We begin by defining a data frame’s contents with information about animals. This frame, ourData, is then directly accessed in the next line and selectively assigned to the ourSubset variable. But take note of how we access ourData. We use two square bracket characters immediately after ourData. This indicates that we want a subset of ourData’s contents. But we’re not just referencing a simple location within the data frame’s contents. We’re instead using program logic to dynamically generate the selected data. In particular, we’re using logical subsetting to select specific values from the data structure. In short, this means that we’re using program logic to select a subset of our data frame’s contents. With this process in mind, we can build on it to create larger-scale row extraction.

Putting the Pieces Together for Row Extraction

Take a look at the following code to see how we can build on the concepts we’ve looked at so far.

ourData <-- data.frame(
animal = c(“snail”,”lion”, “tiger”, “giraffe”, “zebra”, “panda”, “puma”),
habitat = c(“grassland”,”savanna”, “forest”, “savanna”, “grassland”, “forest”, “forest”),
size = c(“small”,”large”, “large”, “large”, “medium”, “medium”, “small”),
stringsAsFactors = FALSE
)
ourSubset1 <-- ourData[data$habitat == "savanna", ]
ourSubset2 <-- ourData[grep("^p", data$animal), ]
ourSubset3 <-- ourData[ourData$size %in% c("medium", "small"), ]
ourSubset <-- rbind(ourSubset1, ourSubset2, ourSubset3)
print(ourSubset)

You’ll recognize some of the elements from the previous script. For example, we once again assign animals and habitats to ourData. However, this time around we’re being a little more selective with our subset. We use the $ to specify a column name inside ourData. This lets us load up the habitat column from the data set’s contents. Note that we’re using a simple logical criterion format to select our information from within the specific column in ourData. Logical criterion simply means using a basic TRUE and FALSE flag for our selection. Something is or is not labeled as a savanna.
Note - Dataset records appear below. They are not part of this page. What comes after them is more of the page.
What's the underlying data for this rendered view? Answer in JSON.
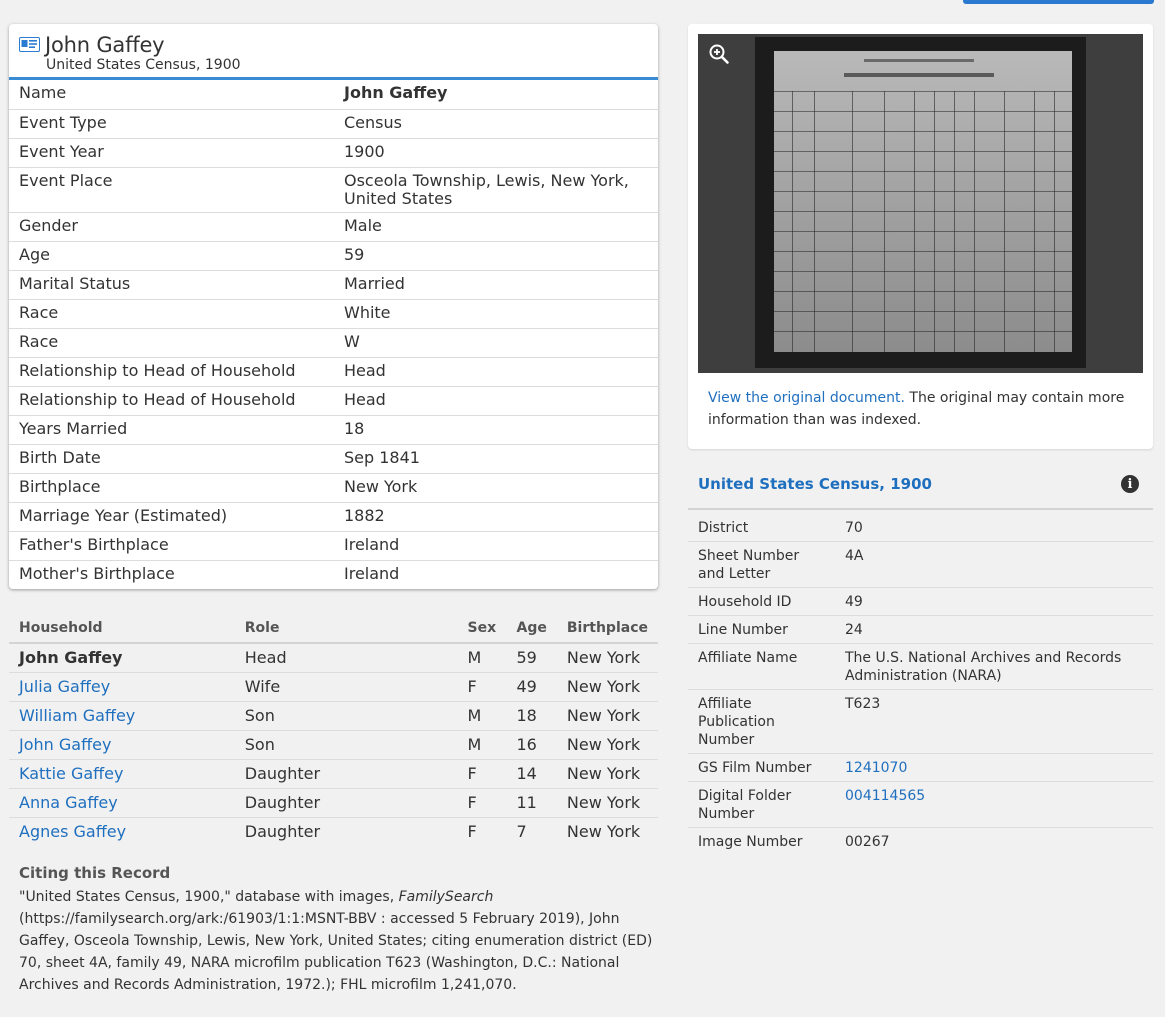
{
  "record": {
    "name": "John Gaffey",
    "collection": "United States Census, 1900",
    "facts": [
      {
        "label": "Name",
        "value": "John Gaffey",
        "bold": true
      },
      {
        "label": "Event Type",
        "value": "Census"
      },
      {
        "label": "Event Year",
        "value": "1900"
      },
      {
        "label": "Event Place",
        "value": "Osceola Township, Lewis, New York, United States"
      },
      {
        "label": "Gender",
        "value": "Male"
      },
      {
        "label": "Age",
        "value": "59"
      },
      {
        "label": "Marital Status",
        "value": "Married"
      },
      {
        "label": "Race",
        "value": "White"
      },
      {
        "label": "Race",
        "value": "W"
      },
      {
        "label": "Relationship to Head of Household",
        "value": "Head"
      },
      {
        "label": "Relationship to Head of Household",
        "value": "Head"
      },
      {
        "label": "Years Married",
        "value": "18"
      },
      {
        "label": "Birth Date",
        "value": "Sep 1841"
      },
      {
        "label": "Birthplace",
        "value": "New York"
      },
      {
        "label": "Marriage Year (Estimated)",
        "value": "1882"
      },
      {
        "label": "Father's Birthplace",
        "value": "Ireland"
      },
      {
        "label": "Mother's Birthplace",
        "value": "Ireland"
      }
    ]
  },
  "household": {
    "headers": {
      "household": "Household",
      "role": "Role",
      "sex": "Sex",
      "age": "Age",
      "birthplace": "Birthplace"
    },
    "members": [
      {
        "name": "John Gaffey",
        "role": "Head",
        "sex": "M",
        "age": "59",
        "birthplace": "New York",
        "current": true
      },
      {
        "name": "Julia Gaffey",
        "role": "Wife",
        "sex": "F",
        "age": "49",
        "birthplace": "New York"
      },
      {
        "name": "William Gaffey",
        "role": "Son",
        "sex": "M",
        "age": "18",
        "birthplace": "New York"
      },
      {
        "name": "John Gaffey",
        "role": "Son",
        "sex": "M",
        "age": "16",
        "birthplace": "New York"
      },
      {
        "name": "Kattie Gaffey",
        "role": "Daughter",
        "sex": "F",
        "age": "14",
        "birthplace": "New York"
      },
      {
        "name": "Anna Gaffey",
        "role": "Daughter",
        "sex": "F",
        "age": "11",
        "birthplace": "New York"
      },
      {
        "name": "Agnes Gaffey",
        "role": "Daughter",
        "sex": "F",
        "age": "7",
        "birthplace": "New York"
      }
    ]
  },
  "citing": {
    "title": "Citing this Record",
    "text_before": "\"United States Census, 1900,\" database with images, ",
    "text_italic": "FamilySearch",
    "text_after": " (https://familysearch.org/ark:/61903/1:1:MSNT-BBV : accessed 5 February 2019), John Gaffey, Osceola Township, Lewis, New York, United States; citing enumeration district (ED) 70, sheet 4A, family 49, NARA microfilm publication T623 (Washington, D.C.: National Archives and Records Administration, 1972.); FHL microfilm 1,241,070."
  },
  "image_panel": {
    "link_text": "View the original document.",
    "note_text": " The original may contain more information than was indexed."
  },
  "source": {
    "title": "United States Census, 1900",
    "rows": [
      {
        "label": "District",
        "value": "70"
      },
      {
        "label": "Sheet Number and Letter",
        "value": "4A"
      },
      {
        "label": "Household ID",
        "value": "49"
      },
      {
        "label": "Line Number",
        "value": "24"
      },
      {
        "label": "Affiliate Name",
        "value": "The U.S. National Archives and Records Administration (NARA)"
      },
      {
        "label": "Affiliate Publication Number",
        "value": "T623"
      },
      {
        "label": "GS Film Number",
        "value": "1241070",
        "link": true
      },
      {
        "label": "Digital Folder Number",
        "value": "004114565",
        "link": true
      },
      {
        "label": "Image Number",
        "value": "00267"
      }
    ]
  },
  "colors": {
    "accent": "#3a8bd6",
    "link": "#1f6fbf"
  },
  "icons": [
    "record-card-icon",
    "zoom-in-icon",
    "info-icon"
  ]
}
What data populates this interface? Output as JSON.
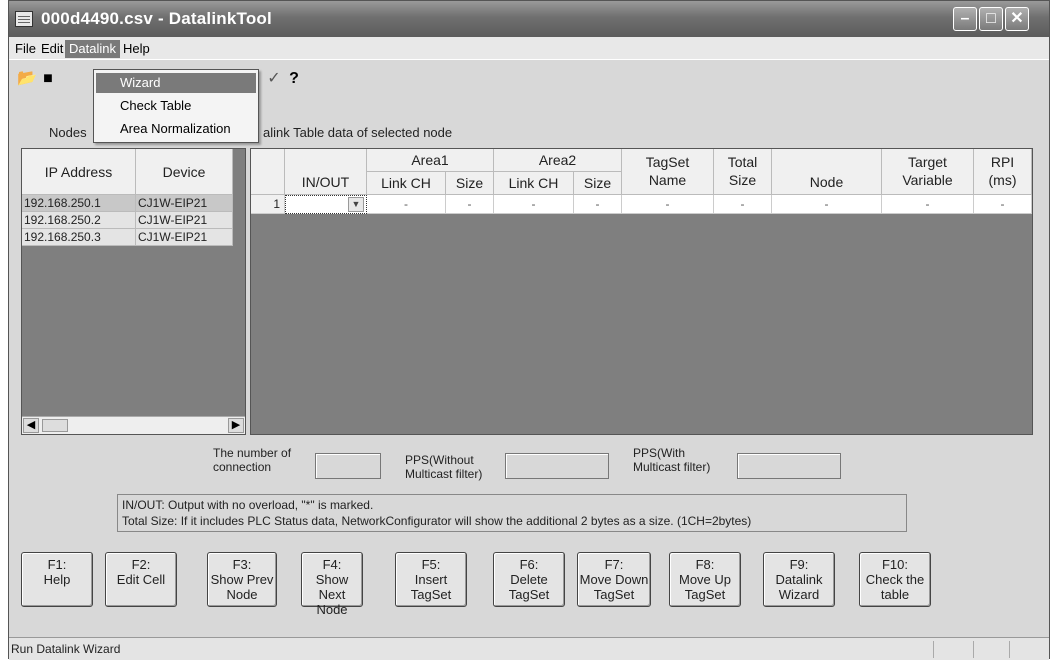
{
  "window": {
    "title": "000d4490.csv - DatalinkTool"
  },
  "menu": [
    "File",
    "Edit",
    "Datalink",
    "Help"
  ],
  "datalink_menu": [
    "Wizard",
    "Check Table",
    "Area Normalization"
  ],
  "labels": {
    "nodes": "Nodes",
    "table_caption": "alink Table data of selected node"
  },
  "nodes": {
    "headers": [
      "IP Address",
      "Device"
    ],
    "rows": [
      [
        "192.168.250.1",
        "CJ1W-EIP21"
      ],
      [
        "192.168.250.2",
        "CJ1W-EIP21"
      ],
      [
        "192.168.250.3",
        "CJ1W-EIP21"
      ]
    ]
  },
  "table": {
    "headers": {
      "inout": "IN/OUT",
      "area1": "Area1",
      "area2": "Area2",
      "link_ch": "Link CH",
      "size": "Size",
      "tagset_name": "TagSet Name",
      "total_size": "Total Size",
      "node": "Node",
      "target_variable": "Target Variable",
      "rpi": "RPI (ms)"
    },
    "row": {
      "num": "1",
      "cells": [
        "-",
        "-",
        "-",
        "-",
        "-",
        "-",
        "-",
        "-",
        "-"
      ]
    }
  },
  "stats": {
    "connections": "The number of connection",
    "pps_without": "PPS(Without Multicast filter)",
    "pps_with": "PPS(With Multicast filter)"
  },
  "notes": {
    "line1": "IN/OUT: Output with no overload, \"*\" is marked.",
    "line2": "Total Size: If it includes PLC Status data, NetworkConfigurator will show the additional 2 bytes as a size. (1CH=2bytes)"
  },
  "fkeys": [
    "F1:\nHelp",
    "F2:\nEdit Cell",
    "F3:\nShow Prev\nNode",
    "F4:\nShow Next\nNode",
    "F5:\nInsert\nTagSet",
    "F6:\nDelete\nTagSet",
    "F7:\nMove Down\nTagSet",
    "F8:\nMove Up\nTagSet",
    "F9:\nDatalink\nWizard",
    "F10:\nCheck the\ntable"
  ],
  "status": "Run Datalink Wizard"
}
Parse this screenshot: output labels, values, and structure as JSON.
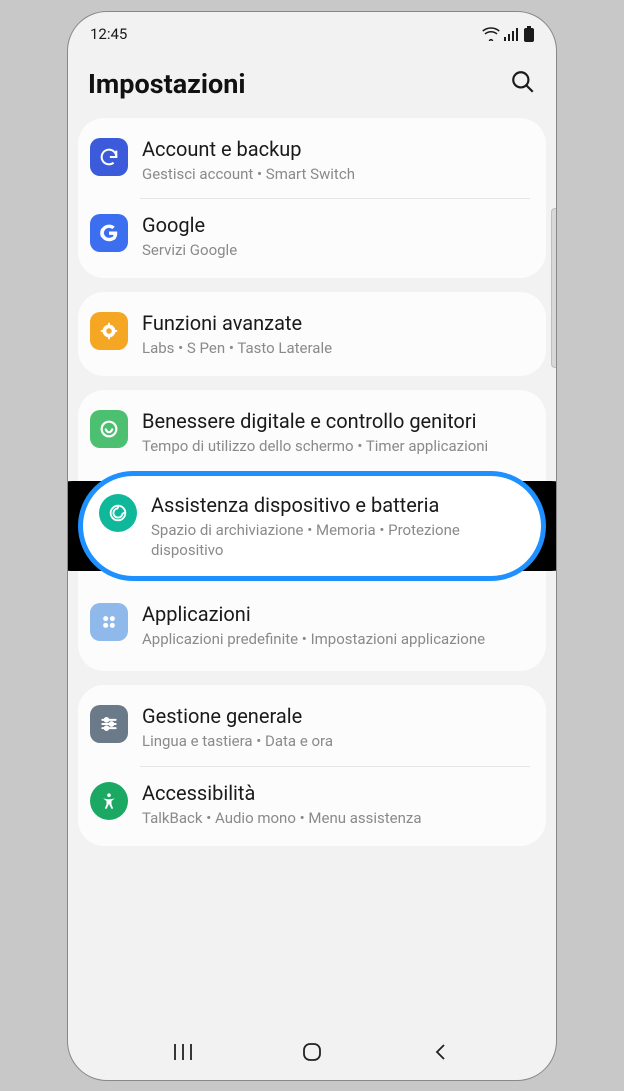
{
  "status": {
    "time": "12:45"
  },
  "header": {
    "title": "Impostazioni"
  },
  "groups": [
    {
      "items": [
        {
          "title": "Account e backup",
          "sub": "Gestisci account  •  Smart Switch",
          "icon": "backup",
          "color": "#3b5bdb"
        },
        {
          "title": "Google",
          "sub": "Servizi Google",
          "icon": "google",
          "color": "#3b6ff0"
        }
      ]
    },
    {
      "items": [
        {
          "title": "Funzioni avanzate",
          "sub": "Labs  •  S Pen  •  Tasto Laterale",
          "icon": "advanced",
          "color": "#f5a623"
        }
      ]
    },
    {
      "items": [
        {
          "title": "Benessere digitale e controllo genitori",
          "sub": "Tempo di utilizzo dello schermo  •  Timer applicazioni",
          "icon": "wellbeing",
          "color": "#4cbf70"
        },
        {
          "title": "Assistenza dispositivo e batteria",
          "sub": "Spazio di archiviazione  •  Memoria  •  Protezione dispositivo",
          "icon": "devicecare",
          "color": "#0fb89a",
          "highlight": true
        },
        {
          "title": "Applicazioni",
          "sub": "Applicazioni predefinite  •  Impostazioni applicazione",
          "icon": "apps",
          "color": "#8fb9ea"
        }
      ]
    },
    {
      "items": [
        {
          "title": "Gestione generale",
          "sub": "Lingua e tastiera  •  Data e ora",
          "icon": "general",
          "color": "#6b7a89"
        },
        {
          "title": "Accessibilità",
          "sub": "TalkBack  •  Audio mono  •  Menu assistenza",
          "icon": "accessibility",
          "color": "#1aa863"
        }
      ]
    }
  ]
}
The results of this selection are then assigned to ourSubset1.

We move on to use a more complex form of selective criteria. You’ll note that we call the grep function this time. If you’re familiar with grep in Linux then you already have a good idea of what’s going on. In short, grep lets us sort through data using complex regular expressions and pipes. In this case, we’re using a regular expression, or regex, format when we pass ^p as an argument to grep.

The ^p character combination simply tells grep to look for any string that beings with the letter p. We could substitute any other character for p and it’d look for that letter instead. But in this case, grep searches for a column value starting with the letter p in a single column of ourData. Note that while we’re working with a specific column in each of these substring assignments, there’s no reason why we couldn’t use multiple columns. We’re simply keeping things as concise as possible for the sake of explanation. With that selection finished we assign the resulting information to ourSubset2

We obtain our next subset by leveraging logical subsetting through the %in% operator. It works through our data’s size information to find matches for medium and small. You might have noticed that so far we’re working with columns when the intent is to extract rows. But everything comes together in the following line. Select adjacent columns and we essentially select rows as well. Select a specific column and elements of a specific row come along. As you can see when we use rbind to concatenate our three subsets and assign the result to ourSubset. We print out the results in the next line. And, as you can see, we now have extracted rows that adhere to three forms of logical selective criteria based on a certain value.

Note that we’re using a data frame with all of the values in place. A missing value would create an error during this process. If you weren’t sure of your data’s integrity when using these methods then you could use a is.na() check to validate elements during the selection. This would give you the chance to modify NA values according to your specific needs.